MP gets 3 months for execution
THE DRUG Comptroller General of India has granted State officials three months to implement the ban on Diclofenac - the drug that preys on birds of prey. The drug was formally banned on May 18.india Updated: Jun 21, 2006 14:31 IST
THE DRUG Comptroller General of India has granted State officials three months to implement the ban on Diclofenac - the drug that preys on birds of prey. The drug was formally banned on May 18.
Diclofenac is used as an anti-inflammatory drug for cattle. However, vultures that feed on carcasses of cows and buffaloes medicated with the drug die of kidney failure. The drug is believed to have decimated 90 per cent of the vulture population in the Indian sub-continent over the last decade, bringing the species to the verge of extinction.

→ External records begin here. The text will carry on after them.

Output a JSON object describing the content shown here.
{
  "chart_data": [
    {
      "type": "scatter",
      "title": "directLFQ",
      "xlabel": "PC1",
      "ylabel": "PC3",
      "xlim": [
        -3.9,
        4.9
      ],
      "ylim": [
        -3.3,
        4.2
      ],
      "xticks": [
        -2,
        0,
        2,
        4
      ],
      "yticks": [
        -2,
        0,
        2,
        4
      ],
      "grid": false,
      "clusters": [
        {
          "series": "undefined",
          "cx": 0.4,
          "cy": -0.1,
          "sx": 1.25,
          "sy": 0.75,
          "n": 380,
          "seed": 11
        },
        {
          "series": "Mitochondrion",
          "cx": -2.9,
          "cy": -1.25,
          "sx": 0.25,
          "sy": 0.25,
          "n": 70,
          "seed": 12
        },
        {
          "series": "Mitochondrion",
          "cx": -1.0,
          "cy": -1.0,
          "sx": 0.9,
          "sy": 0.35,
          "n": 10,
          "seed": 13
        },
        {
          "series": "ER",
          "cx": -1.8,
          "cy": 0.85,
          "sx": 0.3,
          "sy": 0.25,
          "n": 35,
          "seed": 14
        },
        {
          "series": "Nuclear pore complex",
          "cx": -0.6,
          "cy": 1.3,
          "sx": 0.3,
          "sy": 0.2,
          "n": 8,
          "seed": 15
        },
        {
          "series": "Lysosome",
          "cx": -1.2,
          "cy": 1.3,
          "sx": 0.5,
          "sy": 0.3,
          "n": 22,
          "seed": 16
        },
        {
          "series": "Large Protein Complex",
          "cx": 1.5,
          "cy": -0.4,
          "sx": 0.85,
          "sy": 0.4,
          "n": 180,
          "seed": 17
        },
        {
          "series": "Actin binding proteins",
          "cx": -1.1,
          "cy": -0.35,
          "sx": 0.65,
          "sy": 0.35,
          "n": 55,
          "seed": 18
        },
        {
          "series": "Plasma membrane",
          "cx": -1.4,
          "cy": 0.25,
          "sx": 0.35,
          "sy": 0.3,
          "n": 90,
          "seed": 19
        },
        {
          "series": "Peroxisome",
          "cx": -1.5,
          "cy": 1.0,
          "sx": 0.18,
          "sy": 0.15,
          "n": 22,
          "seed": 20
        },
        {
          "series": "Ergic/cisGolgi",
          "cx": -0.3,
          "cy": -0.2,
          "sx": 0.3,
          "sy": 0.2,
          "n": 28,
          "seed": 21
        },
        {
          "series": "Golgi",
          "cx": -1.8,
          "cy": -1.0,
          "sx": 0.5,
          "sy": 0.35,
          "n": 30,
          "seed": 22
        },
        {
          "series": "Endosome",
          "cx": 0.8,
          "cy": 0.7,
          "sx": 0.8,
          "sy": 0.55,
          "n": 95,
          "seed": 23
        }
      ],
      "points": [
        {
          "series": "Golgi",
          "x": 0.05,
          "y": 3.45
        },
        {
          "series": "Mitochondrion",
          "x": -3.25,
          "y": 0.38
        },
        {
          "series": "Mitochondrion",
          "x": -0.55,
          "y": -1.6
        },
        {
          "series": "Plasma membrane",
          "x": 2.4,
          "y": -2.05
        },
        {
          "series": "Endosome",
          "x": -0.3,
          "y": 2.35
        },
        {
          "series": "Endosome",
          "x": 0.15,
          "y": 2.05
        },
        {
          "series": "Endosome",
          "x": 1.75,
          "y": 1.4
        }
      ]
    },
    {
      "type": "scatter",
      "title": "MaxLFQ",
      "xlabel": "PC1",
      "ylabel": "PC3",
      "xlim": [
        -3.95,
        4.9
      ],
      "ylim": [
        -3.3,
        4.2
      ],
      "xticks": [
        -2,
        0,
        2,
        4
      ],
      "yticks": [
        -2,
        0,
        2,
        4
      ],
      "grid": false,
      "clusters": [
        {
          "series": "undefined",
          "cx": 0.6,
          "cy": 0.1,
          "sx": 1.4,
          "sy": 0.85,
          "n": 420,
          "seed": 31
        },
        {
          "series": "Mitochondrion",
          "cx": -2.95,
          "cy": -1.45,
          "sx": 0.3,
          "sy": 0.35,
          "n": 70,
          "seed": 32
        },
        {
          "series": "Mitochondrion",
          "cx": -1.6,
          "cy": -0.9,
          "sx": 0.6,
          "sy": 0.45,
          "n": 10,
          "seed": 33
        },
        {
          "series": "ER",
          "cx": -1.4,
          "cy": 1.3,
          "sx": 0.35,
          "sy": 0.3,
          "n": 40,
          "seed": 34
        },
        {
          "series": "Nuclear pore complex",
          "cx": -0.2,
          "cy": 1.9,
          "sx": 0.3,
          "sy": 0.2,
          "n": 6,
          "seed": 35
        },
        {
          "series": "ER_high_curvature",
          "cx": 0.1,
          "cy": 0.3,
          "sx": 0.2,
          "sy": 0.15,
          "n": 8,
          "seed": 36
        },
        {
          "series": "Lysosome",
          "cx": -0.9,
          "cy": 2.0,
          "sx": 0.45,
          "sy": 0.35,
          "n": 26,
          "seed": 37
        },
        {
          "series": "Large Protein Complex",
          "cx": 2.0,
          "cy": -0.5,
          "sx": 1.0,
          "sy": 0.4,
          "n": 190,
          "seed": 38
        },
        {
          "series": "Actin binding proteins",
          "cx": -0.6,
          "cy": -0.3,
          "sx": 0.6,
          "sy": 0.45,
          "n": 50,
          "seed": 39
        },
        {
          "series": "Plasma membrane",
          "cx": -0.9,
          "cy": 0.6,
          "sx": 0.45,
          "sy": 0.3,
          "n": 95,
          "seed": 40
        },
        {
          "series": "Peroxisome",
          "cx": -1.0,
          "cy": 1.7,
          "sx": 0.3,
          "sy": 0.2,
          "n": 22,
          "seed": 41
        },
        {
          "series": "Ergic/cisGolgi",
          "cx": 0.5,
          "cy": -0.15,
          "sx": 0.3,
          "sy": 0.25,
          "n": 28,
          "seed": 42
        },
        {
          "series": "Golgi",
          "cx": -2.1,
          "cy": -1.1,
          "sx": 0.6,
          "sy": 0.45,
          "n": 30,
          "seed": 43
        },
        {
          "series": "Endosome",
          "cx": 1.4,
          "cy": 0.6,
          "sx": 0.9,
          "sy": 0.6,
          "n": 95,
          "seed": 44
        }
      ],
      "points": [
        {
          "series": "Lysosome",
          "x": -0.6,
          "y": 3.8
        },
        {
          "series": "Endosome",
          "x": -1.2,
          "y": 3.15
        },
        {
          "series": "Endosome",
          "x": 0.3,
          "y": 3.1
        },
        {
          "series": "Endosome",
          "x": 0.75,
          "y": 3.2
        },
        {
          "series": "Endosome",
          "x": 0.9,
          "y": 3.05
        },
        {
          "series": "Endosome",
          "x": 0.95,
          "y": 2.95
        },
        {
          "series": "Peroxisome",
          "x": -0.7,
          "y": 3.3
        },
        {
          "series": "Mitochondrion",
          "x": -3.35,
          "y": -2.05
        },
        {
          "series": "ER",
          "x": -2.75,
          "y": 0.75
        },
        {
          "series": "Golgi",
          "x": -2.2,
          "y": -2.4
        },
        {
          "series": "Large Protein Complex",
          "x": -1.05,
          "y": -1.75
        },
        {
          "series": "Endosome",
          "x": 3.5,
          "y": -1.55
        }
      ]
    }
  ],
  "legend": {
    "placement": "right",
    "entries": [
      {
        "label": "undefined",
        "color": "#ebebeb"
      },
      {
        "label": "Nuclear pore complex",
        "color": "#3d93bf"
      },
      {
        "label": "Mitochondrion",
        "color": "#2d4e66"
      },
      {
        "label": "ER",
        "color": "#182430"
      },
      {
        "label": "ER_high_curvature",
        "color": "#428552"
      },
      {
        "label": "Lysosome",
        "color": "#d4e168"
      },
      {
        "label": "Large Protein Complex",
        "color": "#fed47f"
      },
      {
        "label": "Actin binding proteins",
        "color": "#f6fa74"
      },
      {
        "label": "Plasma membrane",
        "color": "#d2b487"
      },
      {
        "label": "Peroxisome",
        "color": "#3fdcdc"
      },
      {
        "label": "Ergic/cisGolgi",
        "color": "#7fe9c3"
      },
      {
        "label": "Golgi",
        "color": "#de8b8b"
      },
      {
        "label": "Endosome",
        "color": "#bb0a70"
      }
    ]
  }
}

The annihilation evoked loud protests from environmentalists who demanded an immediate ban on the veterinary usage of the drug. The Centre finally acceded last month and veterinary pharmacists were given three months to get rid of existing stocks.
“The Drug Comptroller has directed his State counterpart to ensure that the drug is removed from store shelves within three months, with effect from the date of ban,” revealed ornithologist Dr Vibhu Prakash.
Diclofenac has been used in its sodium salt form (Novartis etc) for dozens of years as a safe and reliable painkiller for humans.
Trouble, however, started when the drug started being used as an anti-inflammatory substance for cattle. “Carrion eating vultures that ingested the drug died of kidney failure, usually within 3-4 days,” informed Dr Prakash, who works with the Bombay Natural History Society, an organisation that was at the forefront of the demand for banning Diclofenac.
“The link between vulture deaths and Diclofenac was first underscored in 2004 by Dr Lindsay Oaks, a Washington State University scientist working in Pakistan,” revealed the natural scientist who has himself conducted extensive studies on the subject.
“Veterinary Diclofenac is the main reason for the catastrophic decline in the population of the oriental backed vulture, long-billed vulture and long billed vulture during the last decade,” said Prakash, who was in the City to attend a workshop on Sirpur Lake.
Animal Husbandry Department officials, however, disclaimed any knowledge of the ban. “We have received no such information,” said Joint Director Dr R S Shrimal when contacted over the phone.